Research Would Lead to Improved Quality of Life, Lower Health Care Expenses for Patients
Washington, DC- U.S. Senator Bob Casey (D-PA) introduced legislation that would work to improve health outcomes for pulmonary hypertension (PH) by advancing medical research and improving care for PH patients. S. 3361, the Pulmonary Hypertension Research and Diagnosis Act of 2016, would ensure that the federal investment in research is directly leading to prolonged life and improved quality of life for PH patients, while working to lower health care expenses for patients with PH, such as by reducing the rate of disability and the need for organ transplantation. Senator Angus King (I-ME) is an original cosponsor.
“Pulmonary Hypertension is a truly devastating disease that affects individuals of all race and age,” Senator Casey said. “While we have made meaningful advancements for PH treatment, we still have a long way to go. This legislation is an important step in providing hope for the future for all people suffering from PH.

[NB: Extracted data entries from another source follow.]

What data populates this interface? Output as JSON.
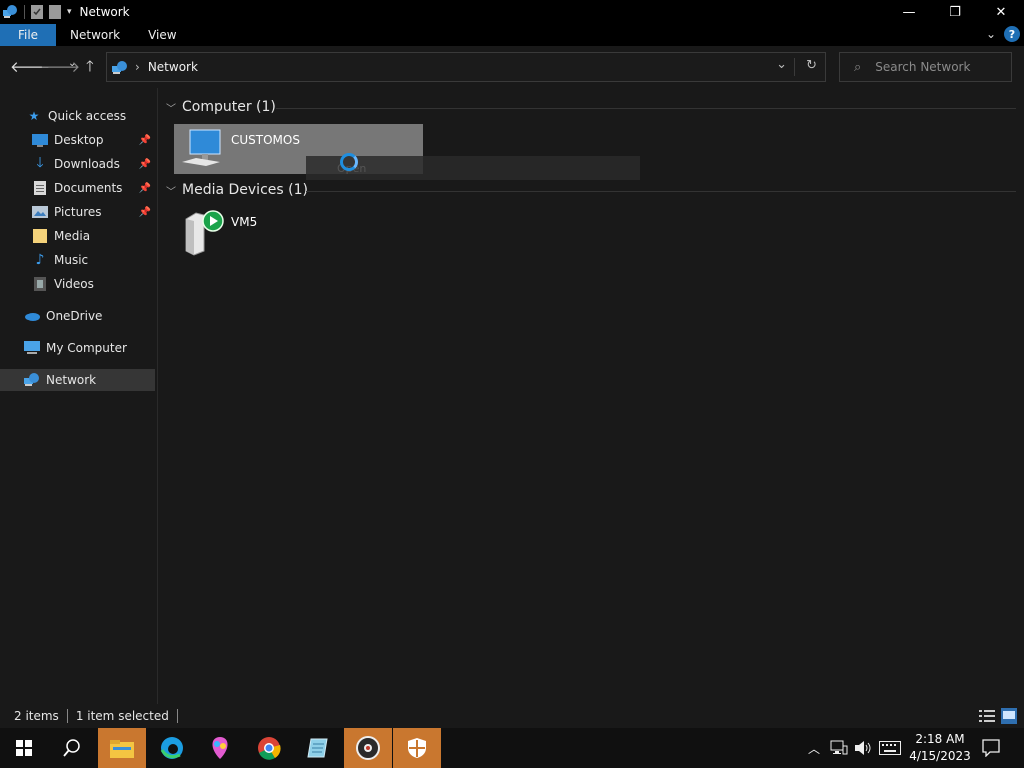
{
  "window": {
    "title": "Network",
    "min_glyph": "—",
    "restore_glyph": "❐",
    "close_glyph": "✕"
  },
  "ribbon": {
    "tabs": [
      {
        "label": "File"
      },
      {
        "label": "Network"
      },
      {
        "label": "View"
      }
    ],
    "help_glyph": "?"
  },
  "address": {
    "path": "Network",
    "separator": "›",
    "search_placeholder": "Search Network"
  },
  "sidebar": {
    "items": [
      {
        "label": "Quick access",
        "icon": "star-icon"
      },
      {
        "label": "Desktop",
        "icon": "desktop-icon",
        "pinned": true
      },
      {
        "label": "Downloads",
        "icon": "download-icon",
        "pinned": true
      },
      {
        "label": "Documents",
        "icon": "document-icon",
        "pinned": true
      },
      {
        "label": "Pictures",
        "icon": "pictures-icon",
        "pinned": true
      },
      {
        "label": "Media",
        "icon": "folder-icon"
      },
      {
        "label": "Music",
        "icon": "music-icon"
      },
      {
        "label": "Videos",
        "icon": "video-icon"
      },
      {
        "label": "OneDrive",
        "icon": "cloud-icon"
      },
      {
        "label": "My Computer",
        "icon": "computer-icon"
      },
      {
        "label": "Network",
        "icon": "network-icon",
        "selected": true
      }
    ]
  },
  "content": {
    "groups": [
      {
        "header": "Computer (1)",
        "items": [
          {
            "label": "CUSTOMOS",
            "selected": true
          }
        ]
      },
      {
        "header": "Media Devices (1)",
        "items": [
          {
            "label": "VM5"
          }
        ]
      }
    ],
    "tooltip_text": "Open"
  },
  "status": {
    "count": "2 items",
    "selected": "1 item selected"
  },
  "taskbar": {
    "time": "2:18 AM",
    "date": "4/15/2023"
  },
  "colors": {
    "accent": "#1f6fb5",
    "taskbar_active": "#c9772f",
    "selection": "#777777"
  }
}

Casey first introduced legislation addressing PH after hearing the story of Colleen Connor, a West Chester mother of two who suffers from PH: “I was 38 years old when I was diagnosed. My husband and I had a 3-year-old and a 7-year-old. The PH diagnosis slammed the breaks on our lives and dreams,” said Connor. “PH patients are considered 'long term survivors' after living with the disease eight years. Had I been diagnosed sooner, there is a chance more immediate therapy could have delayed the disease and helped me lead a more normal life - with a job, and without supplemental oxygen and being dependent on an invasive IV therapy. I have no ill-will or loss of respect for the doctors who could not diagnose my PH. They are all highly intelligent and well regarded in my community. They were not armed to detect PH. I've learned that my story of delayed diagnosis is not the exception but rather the norm for PH patients.”
The Pulmonary Hypertension Research and Diagnosis Act establishes an Interagency Pulmonary Hypertension Coordinating Committee for a period of five years. This Committee, which will consist of representatives from federal agencies, the patient community, the caregiver community and the advocacy community, will be responsible for coordinating activities relating to PH. The bill also requires a series of reports to Congress on pulmonary hypertension and the progress being made to address the impact of this disease.
PH is a debilitating and often fatal progressive condition where the blood pressure in the lungs rises to dangerously high levels. In PH patients, blood flow between the heart and lungs is blocked or constricted. As a result, the heart must pump harder, causing it to enlarge and ultimately fail. PH can be idiopathic, occurring without a known cause, or be secondary to other conditions, such as scleroderma, lupus, blood clots, and sickle cell disease. PH impacts individuals of all races and ages.